Developing from this vision I tried to elaborate on which elements favor the development of a FAMILIARITY between Dutch & international students, enabling an interest for a SHARED HOME FEELING and an increased multicultural interaction for mutual growth.
The final output is a PRODUCT-SERVICE SYSTEM consisting in both digital and physical components: a WEB BASED SOCIAL PLATFORM to MATCH HOUSE HUNTERS and OWNERS and an INTERACTIVE WRISTBAND connected to the platform. The hunting wristbands vibrate when two possible matches are in proximity, encouraging REAL LIFE ENCOUNTERS and a GAMIFICATION of the house-hunting experience.
I designed an initial paper prototype of the web application, focusing on the profiling of the house hunter and of the homes. The idea was to create profiles that would have 2 types of criteria:
FUNCTIONAL CRITERIA / the typical criteria that are useful to find a good match: type of room desired/offered, type of home, how many housemates, how many bathrooms, proximity to the University campus, proximity to the city center etc..

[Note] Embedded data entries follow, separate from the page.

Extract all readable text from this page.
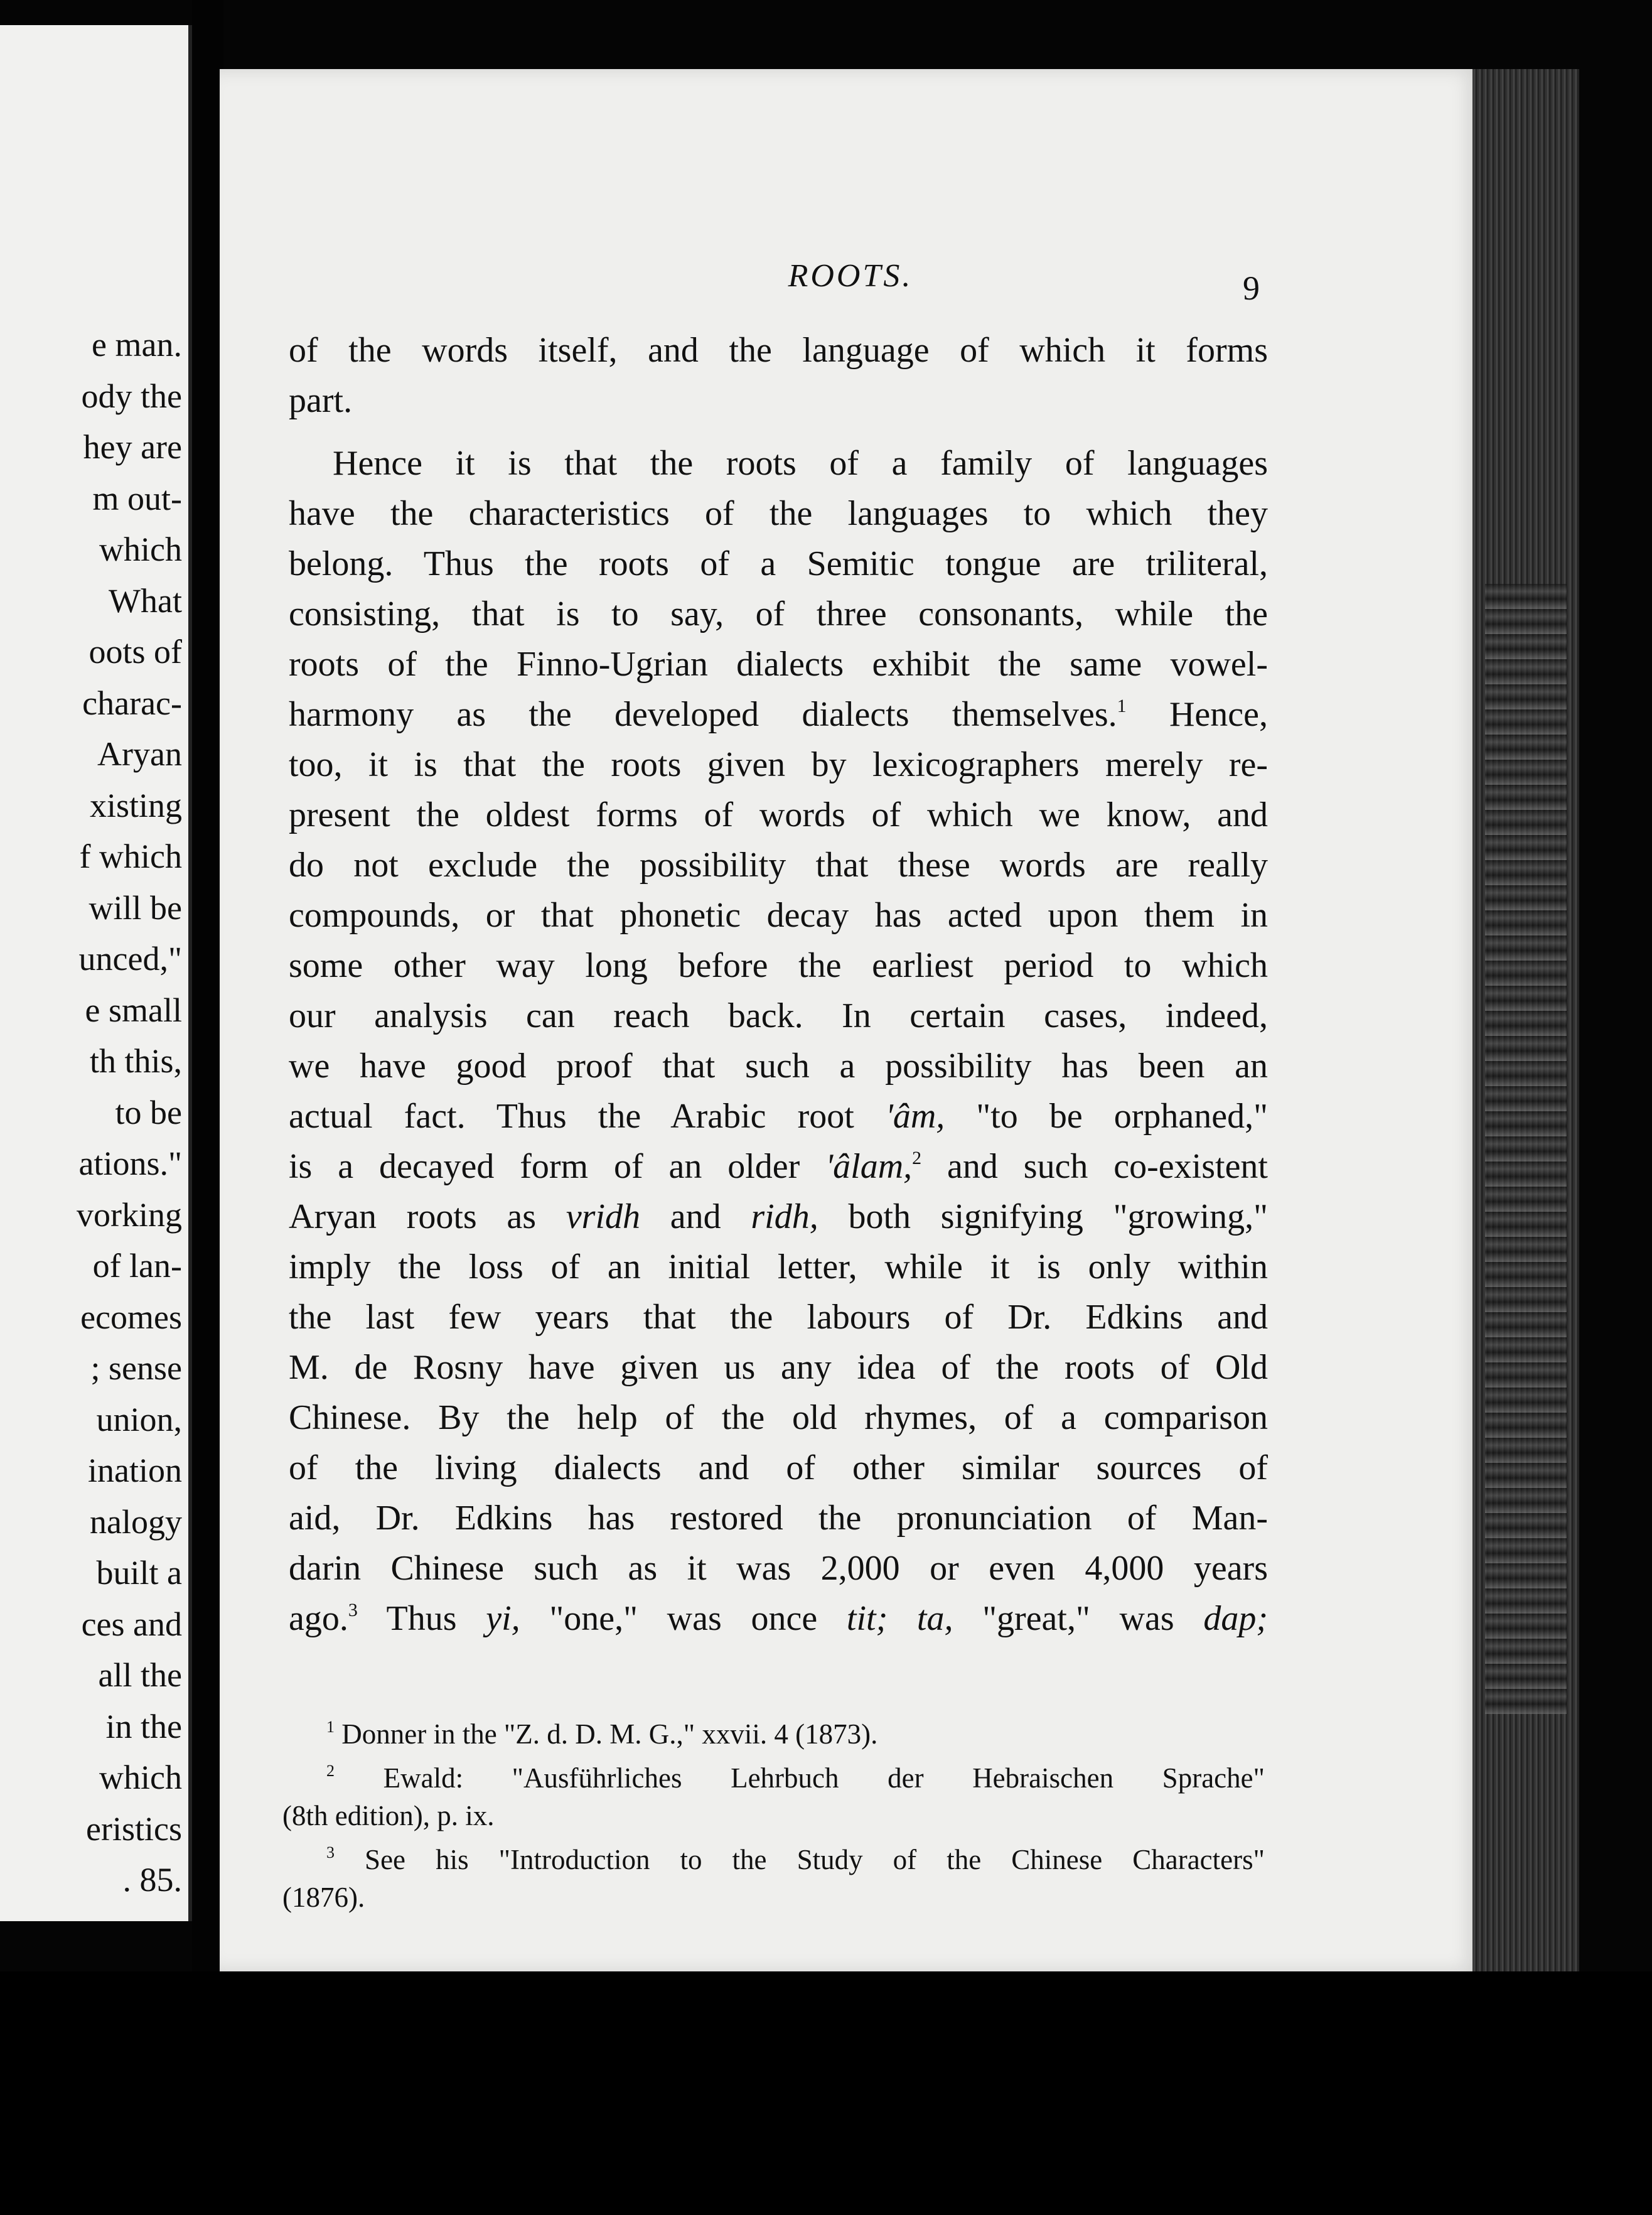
e man.
ody the
hey are
m out-
which
What
oots of
charac-
Aryan
xisting
f which
will be
unced,"
e small
th this,
to be
ations."
vorking
of lan-
ecomes
; sense
union,
ination
nalogy
built a
ces and
all the
in the
which
eristics
. 85.
ROOTS.	9
of the words itself, and the language of which it forms
part.
Hence it is that the roots of a family of languages
have the characteristics of the languages to which they
belong. Thus the roots of a Semitic tongue are triliteral,
consisting, that is to say, of three consonants, while the
roots of the Finno-Ugrian dialects exhibit the same vowel-
harmony as the developed dialects themselves.$^1$ Hence,
too, it is that the roots given by lexicographers merely re-
present the oldest forms of words of which we know, and
do not exclude the possibility that these words are really
compounds, or that phonetic decay has acted upon them in
some other way long before the earliest period to which
our analysis can reach back. In certain cases, indeed,
we have good proof that such a possibility has been an
actual fact. Thus the Arabic root 'âm, "to be orphaned,"
is a decayed form of an older 'âlam,$^2$ and such co-existent
Aryan roots as vridh and ridh, both signifying "growing,"
imply the loss of an initial letter, while it is only within
the last few years that the labours of Dr. Edkins and
M. de Rosny have given us any idea of the roots of Old
Chinese. By the help of the old rhymes, of a comparison
of the living dialects and of other similar sources of
aid, Dr. Edkins has restored the pronunciation of Man-
darin Chinese such as it was 2,000 or even 4,000 years
ago.$^3$ Thus yi, "one," was once tit; ta, "great," was dap;
$^1$ Donner in the "Z. d. D. M. G.," xxvii. 4 (1873).
$^2$ Ewald: "Ausführliches Lehrbuch der Hebraischen Sprache"
(8th edition), p. ix.
$^3$ See his "Introduction to the Study of the Chinese Characters"
(1876).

PERSONALITY CRITERIA / such as what type of hobbies and activities the home hunters and home owners liked to engage in, what they liked to share, what their interests were and habits in their living spaces.
The combination of FUNCTIONAL & PERSONALITY CRITERIA will enable a more accurate matchmaking between the home hunters and the home owners, to facilitate a good match on all the desired aspects. This would not eliminate the need for an in-person meeting at the home and on the final agreement on the part of the home residents on who was the winning new house mate, but it would make the process more:
EFFICIENT - weed out automatically the people who didn’t match at all
EFFECTIVE - allow the potentially right matches to have a chance to be SEEN, and known, beyond first impressions
PERSONAL - enable self reflection on what are the important aspects in a common living situation while studying
FUN - gamify the process of home hunting by making it a contextual game to be played with a wearable device, RFID tags and a bit of curiosity
The Project Delft Home Hunters was exhibited during the event “Delft Amazing Technology” in Delft in March 2012.
Also, the insights of the project in terms of creating HYBRID COMMUNITIES, which combined users interactions in both physical and digital spaces, were presented in a paper called Agorà 2.0: Designing Hybrid Communities. The paper was presented during the biannual conference Communities and Technologies in Munich in July 2013 and won Best Paper Award.